On June 2, a Colorado State University hurricane forecasting team said it now expects 10 named storms during 2014 with four becoming hurricanes of which one is expected to be Category 3 or higher on the Saffir-Simpson scale.
Still, the hurricane forecasters expect a below-average hurricane season. In April, the team had forecast nine named storms of which three would develop into hurricanes.
Forecasters said El Nino is developing slower than expected, and that pace combined with a warming Atlantic Ocean, could lead to a hotter, stormier summer than previously expected.
US gasoline stocks climb
EIA said total US motor gasoline inventories increased by 200,000 bbl for the week ended May 30, putting levels in the middle of the average range. Finished gasoline inventories increased while blending components inventories decreased last week.
Distillate fuel inventories increased by 2 million bbl last week but are below the lower limit of the average range for this time of year. Propane-propylene inventories climbed by 3.7 million bbl last week and are in the middle of the average range, EIA said.
US refinery inputs averaged about 16.1 million b/d during the week ended May 30, which was 206,000 b/d more than the previous week’s average. Refineries operated at 90.8% of capacity.
Gasoline production decreased, averaging 9.5 million b/d. Distillate fuel production increased last week, averaging over 5.2 million b/d.
US crude oil imports averaged over 7.1 million b/d, down by 686,000 b/d from the previous week. Over the last 4 weeks, crude oil imports averaged over 7.1 million b/d, which was 7.5% below the same 4-week period last year.

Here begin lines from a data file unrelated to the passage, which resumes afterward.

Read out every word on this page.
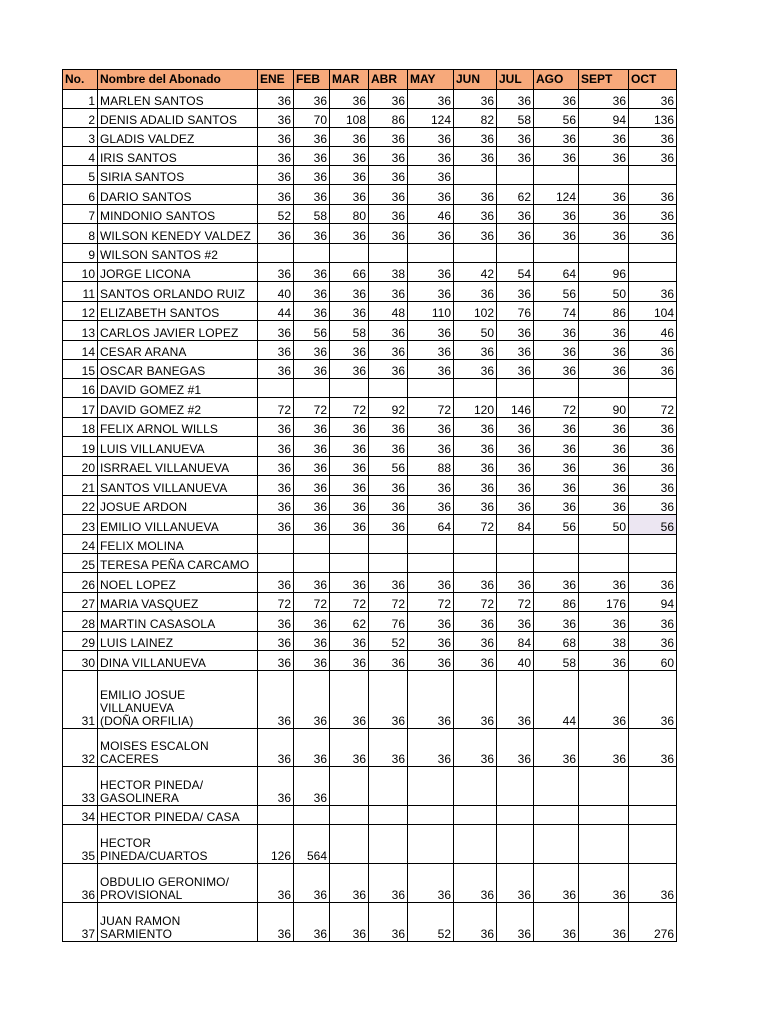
No.	Nombre del Abonado	ENE	FEB	MAR	ABR	MAY	JUN	JUL	AGO	SEPT	OCT
1	MARLEN SANTOS	36	36	36	36	36	36	36	36	36	36
2	DENIS ADALID SANTOS	36	70	108	86	124	82	58	56	94	136
3	GLADIS VALDEZ	36	36	36	36	36	36	36	36	36	36
4	IRIS SANTOS	36	36	36	36	36	36	36	36	36	36
5	SIRIA SANTOS	36	36	36	36	36					
6	DARIO SANTOS	36	36	36	36	36	36	62	124	36	36
7	MINDONIO SANTOS	52	58	80	36	46	36	36	36	36	36
8	WILSON KENEDY VALDEZ	36	36	36	36	36	36	36	36	36	36
9	WILSON SANTOS #2										
10	JORGE LICONA	36	36	66	38	36	42	54	64	96	
11	SANTOS ORLANDO RUIZ	40	36	36	36	36	36	36	56	50	36
12	ELIZABETH SANTOS	44	36	36	48	110	102	76	74	86	104
13	CARLOS JAVIER LOPEZ	36	56	58	36	36	50	36	36	36	46
14	CESAR ARANA	36	36	36	36	36	36	36	36	36	36
15	OSCAR BANEGAS	36	36	36	36	36	36	36	36	36	36
16	DAVID GOMEZ #1										
17	DAVID GOMEZ #2	72	72	72	92	72	120	146	72	90	72
18	FELIX ARNOL WILLS	36	36	36	36	36	36	36	36	36	36
19	LUIS VILLANUEVA	36	36	36	36	36	36	36	36	36	36
20	ISRRAEL VILLANUEVA	36	36	36	56	88	36	36	36	36	36
21	SANTOS VILLANUEVA	36	36	36	36	36	36	36	36	36	36
22	JOSUE ARDON	36	36	36	36	36	36	36	36	36	36
23	EMILIO VILLANUEVA	36	36	36	36	64	72	84	56	50	56
24	FELIX MOLINA										
25	TERESA PEÑA CARCAMO										
26	NOEL LOPEZ	36	36	36	36	36	36	36	36	36	36
27	MARIA VASQUEZ	72	72	72	72	72	72	72	86	176	94
28	MARTIN CASASOLA	36	36	62	76	36	36	36	36	36	36
29	LUIS LAINEZ	36	36	36	52	36	36	84	68	38	36
30	DINA VILLANUEVA	36	36	36	36	36	36	40	58	36	60
31	EMILIO JOSUE VILLANUEVA
(DOÑA ORFILIA)	36	36	36	36	36	36	36	44	36	36
32	MOISES ESCALON CACERES	36	36	36	36	36	36	36	36	36	36
33	HECTOR PINEDA/
GASOLINERA	36	36								
34	HECTOR PINEDA/ CASA										
35	HECTOR PINEDA/CUARTOS	126	564								
36	OBDULIO GERONIMO/
PROVISIONAL	36	36	36	36	36	36	36	36	36	36
37	JUAN RAMON SARMIENTO	36	36	36	36	52	36	36	36	36	276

Total motor gasoline imports, including both finished gasoline and gasoline blending components, last week averaged 844,000 b/d and distillate fuel imports averaged 182,000 b/d.
The natural gas contract for July gained 1.7¢ to settle at a rounded $4.63/MMbtu on NYMEX. On the US cash market, gas at Henry Hub, La., gained 6¢ to $4.59/MMbtu.
Heating oil for July delivery lost 1¢ to a rounded $2.86/gal. Reformulated gasoline stock for oxygenate blending for July delivery relinquished less than 1¢ to remain at a rounded $2.95/gal.
The July ICE contract for Brent crude delivery edged down 1¢, closing at $108.82/bbl, while the August contract dropped 3¢ to settle at $108.13/bbl. The ICE gas oil contract for June gave up $5.75 to settle at $884.50/tonne.
The Organization of Petroleum Exporting Countries’ basket of 12 benchmark crudes was $105.14 on June 3, down 46¢ from June 2.